Tuesday, February 2, 2016 - 14:45

Gardeners at the Eden Project in Cornwall have been astonished to see that summer flowers are already blooming in the project’s outdoor gardens.

In the midst of what they say is the weirdest winter they have ever known, the horticulture team have reported on many signs of how nature is being confused by the changing climate.

In particular plants in the steeply-sloping Mediterranean outdoors area are bursting into colour months before they would be expected to be in bloom. 

Especially eye-catching is the rare and beautiful Canary Island Foxglove (Isoplexis canariensis) which normally flowers from late spring or early summer until the autumn but is already blooming in Eden’s outdoor gardens.

It is joined by the hooded yellow blooms of the Jerusalem Sage (Phlomis fruticosa) and the striking purple flowers of the Purple-Flowered Rock Rose (Cistus x purpureus), both of which would normally flower in summer.

Other early colour at Eden includes the diminutive deep pink flowers of the Fuchsia microphylla, the sunny yellow blooms of the Euryops “Jamaica Sunshine” and the distinctive blue flowers of the Grape Hyacinth (Muscari armeniacum).

Eden’s horticulture team have also noticed hawthorn flowers budding in hedgerows in the project’s outer estate and birds beginning their nesting activities earlier than expected.

Julie Kendall, Eden's lead outdoor horticulturist, said: “This is the most unusual early flowering activity we’ve seen in the 15 years since Eden opened.

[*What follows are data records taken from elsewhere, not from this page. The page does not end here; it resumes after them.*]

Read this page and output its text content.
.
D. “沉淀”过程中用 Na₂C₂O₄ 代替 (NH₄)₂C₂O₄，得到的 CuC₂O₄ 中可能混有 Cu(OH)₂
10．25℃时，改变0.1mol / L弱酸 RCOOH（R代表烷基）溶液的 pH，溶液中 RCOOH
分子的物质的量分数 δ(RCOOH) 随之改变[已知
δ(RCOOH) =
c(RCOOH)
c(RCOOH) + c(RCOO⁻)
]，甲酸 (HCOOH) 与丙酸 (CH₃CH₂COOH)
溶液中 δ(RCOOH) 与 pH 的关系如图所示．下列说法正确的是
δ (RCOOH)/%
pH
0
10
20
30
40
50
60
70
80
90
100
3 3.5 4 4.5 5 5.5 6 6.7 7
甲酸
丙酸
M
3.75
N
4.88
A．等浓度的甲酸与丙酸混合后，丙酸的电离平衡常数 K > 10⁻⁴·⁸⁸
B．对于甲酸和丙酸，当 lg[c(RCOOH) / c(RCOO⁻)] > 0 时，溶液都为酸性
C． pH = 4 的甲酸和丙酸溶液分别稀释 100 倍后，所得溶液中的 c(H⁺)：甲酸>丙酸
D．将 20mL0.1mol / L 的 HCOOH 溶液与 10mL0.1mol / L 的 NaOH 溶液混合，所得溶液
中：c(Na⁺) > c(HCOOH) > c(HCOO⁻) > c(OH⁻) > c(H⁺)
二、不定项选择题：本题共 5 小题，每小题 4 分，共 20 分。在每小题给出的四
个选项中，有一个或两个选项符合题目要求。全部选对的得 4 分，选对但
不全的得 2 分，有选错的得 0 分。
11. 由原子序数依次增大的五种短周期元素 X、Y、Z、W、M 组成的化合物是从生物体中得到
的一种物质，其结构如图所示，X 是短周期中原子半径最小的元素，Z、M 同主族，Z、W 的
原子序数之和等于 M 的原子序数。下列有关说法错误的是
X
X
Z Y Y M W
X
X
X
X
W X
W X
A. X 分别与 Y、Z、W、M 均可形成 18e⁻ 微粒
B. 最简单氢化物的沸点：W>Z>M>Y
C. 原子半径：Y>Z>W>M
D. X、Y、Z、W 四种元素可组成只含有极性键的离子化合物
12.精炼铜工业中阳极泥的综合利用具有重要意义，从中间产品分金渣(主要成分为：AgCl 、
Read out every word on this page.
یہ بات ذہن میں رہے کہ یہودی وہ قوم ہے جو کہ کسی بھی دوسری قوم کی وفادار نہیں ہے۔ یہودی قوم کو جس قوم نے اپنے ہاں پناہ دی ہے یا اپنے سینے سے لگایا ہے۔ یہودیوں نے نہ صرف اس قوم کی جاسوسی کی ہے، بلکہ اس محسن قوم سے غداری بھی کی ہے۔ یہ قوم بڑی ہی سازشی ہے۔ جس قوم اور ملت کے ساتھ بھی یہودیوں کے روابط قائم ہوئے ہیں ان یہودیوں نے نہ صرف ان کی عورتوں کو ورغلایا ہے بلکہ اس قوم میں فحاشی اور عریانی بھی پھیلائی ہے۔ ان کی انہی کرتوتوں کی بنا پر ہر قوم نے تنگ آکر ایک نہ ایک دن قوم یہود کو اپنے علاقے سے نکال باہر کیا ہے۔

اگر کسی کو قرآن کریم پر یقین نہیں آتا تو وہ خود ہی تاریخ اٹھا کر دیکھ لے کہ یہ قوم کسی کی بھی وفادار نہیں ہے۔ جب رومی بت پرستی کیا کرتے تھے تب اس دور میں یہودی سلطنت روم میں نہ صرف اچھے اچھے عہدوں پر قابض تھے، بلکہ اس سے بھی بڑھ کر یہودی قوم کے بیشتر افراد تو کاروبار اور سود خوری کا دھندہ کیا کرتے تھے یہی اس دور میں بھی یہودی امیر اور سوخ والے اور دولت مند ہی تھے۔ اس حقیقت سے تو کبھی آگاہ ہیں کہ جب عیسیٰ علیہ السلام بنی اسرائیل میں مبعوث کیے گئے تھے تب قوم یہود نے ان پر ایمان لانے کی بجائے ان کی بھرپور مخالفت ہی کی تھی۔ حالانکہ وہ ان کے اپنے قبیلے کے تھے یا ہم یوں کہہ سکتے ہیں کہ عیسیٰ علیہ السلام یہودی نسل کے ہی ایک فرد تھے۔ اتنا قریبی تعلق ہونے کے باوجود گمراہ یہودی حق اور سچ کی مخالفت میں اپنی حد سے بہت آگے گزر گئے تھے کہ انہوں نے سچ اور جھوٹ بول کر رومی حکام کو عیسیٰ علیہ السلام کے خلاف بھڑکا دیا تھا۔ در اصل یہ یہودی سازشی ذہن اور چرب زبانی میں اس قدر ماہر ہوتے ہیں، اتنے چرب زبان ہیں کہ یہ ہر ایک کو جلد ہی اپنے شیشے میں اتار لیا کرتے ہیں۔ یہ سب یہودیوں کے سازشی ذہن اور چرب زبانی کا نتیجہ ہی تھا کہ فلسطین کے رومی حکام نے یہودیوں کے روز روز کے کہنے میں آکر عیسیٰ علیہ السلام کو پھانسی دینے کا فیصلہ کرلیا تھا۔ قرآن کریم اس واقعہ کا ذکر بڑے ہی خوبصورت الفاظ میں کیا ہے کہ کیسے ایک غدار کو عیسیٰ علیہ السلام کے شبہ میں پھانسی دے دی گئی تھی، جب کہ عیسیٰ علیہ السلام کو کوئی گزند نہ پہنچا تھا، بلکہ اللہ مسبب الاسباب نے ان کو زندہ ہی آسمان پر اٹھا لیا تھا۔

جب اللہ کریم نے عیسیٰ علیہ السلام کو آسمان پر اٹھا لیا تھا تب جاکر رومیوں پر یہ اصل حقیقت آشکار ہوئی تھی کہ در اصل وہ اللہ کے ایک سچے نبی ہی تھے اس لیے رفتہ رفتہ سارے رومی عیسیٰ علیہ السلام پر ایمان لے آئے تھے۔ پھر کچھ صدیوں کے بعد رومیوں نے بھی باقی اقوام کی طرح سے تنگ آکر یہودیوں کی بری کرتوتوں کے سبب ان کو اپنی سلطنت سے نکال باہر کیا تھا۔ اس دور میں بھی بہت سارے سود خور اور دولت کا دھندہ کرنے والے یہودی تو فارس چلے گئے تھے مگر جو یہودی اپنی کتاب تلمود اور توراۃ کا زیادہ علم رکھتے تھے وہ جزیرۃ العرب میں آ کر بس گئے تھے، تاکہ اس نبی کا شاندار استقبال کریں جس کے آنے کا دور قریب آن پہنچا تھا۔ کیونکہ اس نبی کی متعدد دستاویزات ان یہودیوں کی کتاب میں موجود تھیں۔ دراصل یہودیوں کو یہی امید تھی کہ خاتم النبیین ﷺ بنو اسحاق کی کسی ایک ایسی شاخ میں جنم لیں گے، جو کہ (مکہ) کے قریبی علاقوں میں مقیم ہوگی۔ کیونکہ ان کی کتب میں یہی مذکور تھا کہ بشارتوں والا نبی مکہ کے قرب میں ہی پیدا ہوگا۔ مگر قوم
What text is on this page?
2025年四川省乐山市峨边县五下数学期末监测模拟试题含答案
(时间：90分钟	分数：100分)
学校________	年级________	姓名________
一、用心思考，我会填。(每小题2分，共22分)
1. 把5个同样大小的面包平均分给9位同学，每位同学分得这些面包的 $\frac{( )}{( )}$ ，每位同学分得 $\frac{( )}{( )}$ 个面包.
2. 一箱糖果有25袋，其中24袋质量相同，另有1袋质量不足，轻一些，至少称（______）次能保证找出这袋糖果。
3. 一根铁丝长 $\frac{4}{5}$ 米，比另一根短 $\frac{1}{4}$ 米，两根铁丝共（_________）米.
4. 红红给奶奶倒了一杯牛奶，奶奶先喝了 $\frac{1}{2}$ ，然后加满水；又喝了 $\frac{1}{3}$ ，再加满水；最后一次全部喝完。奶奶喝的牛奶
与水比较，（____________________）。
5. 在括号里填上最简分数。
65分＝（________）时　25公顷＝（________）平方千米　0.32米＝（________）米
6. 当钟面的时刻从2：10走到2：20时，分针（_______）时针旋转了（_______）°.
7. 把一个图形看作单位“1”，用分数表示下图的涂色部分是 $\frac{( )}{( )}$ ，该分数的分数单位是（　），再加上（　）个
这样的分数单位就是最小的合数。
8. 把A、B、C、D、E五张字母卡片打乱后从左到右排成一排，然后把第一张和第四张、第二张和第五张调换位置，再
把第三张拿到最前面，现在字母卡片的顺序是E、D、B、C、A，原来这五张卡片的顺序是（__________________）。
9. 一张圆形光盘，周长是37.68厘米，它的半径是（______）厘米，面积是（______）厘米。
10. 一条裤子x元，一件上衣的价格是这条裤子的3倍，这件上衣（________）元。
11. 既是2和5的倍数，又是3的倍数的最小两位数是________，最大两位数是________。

“While we have become used to some spring flowers blooming slightly earlier than expected, to have so many plants flower this early is just staggering.”

Cornwall is renowned for its mild, muggy climate. Extremes of temperature are rarer than other parts of the UK and as a consequence the Duchy boasts a vast array of exotic plants.

Julie added: “Even though we’re in a mild part of the country and Eden’s outdoor gardens are sheltered, we are still very surprised by what we’re seeing.”

Other parts of the UK are also seeing effects of the mild weather. The Botanical Society of Britain and Ireland (BSBI) has reported that more than 600 species of wildflower were in bloom in early January, when only 20-30 would normally be flowering at that time.

According to the Met Office, last year (2015) was the warmest in recorded history and 2016 is predicted to surpass that.

10 signs that spring and summer are on their way to the Eden Project

  1. The Canary Island Foxglove (Isoplexis canariensis) is a rare evergreen shrub which puts on a beautiful display of golden apricot blooms. Eden’s examples in the Mediterranean outdoors area of the garden have been flowering throughout January when they would normally be expected to bloom from early summer.
  2. Jerusalem Sage (Phlomis fruticosa) usually flowers in the summer but has opened its distinct hooded bright yellow flowers in the Mediterranean outdoors area.
  3. Also in the outdoor Mediterranean area are the deep pink flowers of the Fuchsia microphylla, which the project’s horticulture team would normally expect to see flowering from May to July. The Fuchsia microphylla originated in Central America and has much smaller flowers than other Fuchsias, but makes up for this with its profusion of blooms.
  4. The bright yellow flowers of Euryops “Jamaica Sunshine” normally blooms in April through to October but is already putting on a display in the outdoor Mediterranean area. Despite their name, they originate from South Africa and the Middle East.
  5. The Purple-Flowered Rock Rose (Cistus x purpureus) usually flowers in the summer but is already blooming in the outdoor Mediterranean garden at Eden. Its purple flowers are unusual as they only last for a single day each.
  6. Grape Hyacinths (Muscari armeniacum) are a spring favourite at Eden but they are blooming months early. The distinctive small blue flowers are adding bold splash of colour to the pollination area near Eden’s giant bee sculpture.
  7. The Black Cherry Plum (Prunus cerasifera “Nigra”) near Eden’s Myth and Folklore area is showing the first signs of its beautiful pink blossom, a display that wouldn’t normally be expected until spring. The deep purple colouring of the leaves and branches make for a marked contrast with the flowers.
  8. Clematis “Crystal fountain” has opened its delicate purple flowers in the blue border area of Eden. Horticulturists would usually expect to see it bloom in the spring.
  9. In the outer estate of Eden – the area beyond the garden – the project’s horticulture team are noticing hawthorn in the hedgerows budding earlier than ever. Normally, they would expect to see the first signs of flowering in March.
  10. The outer estate team have also been noticing unusually early nesting activity by some species of bird. Rooks would normally start their nesting around the end of February but the team have noticed nesting behaviour since late January.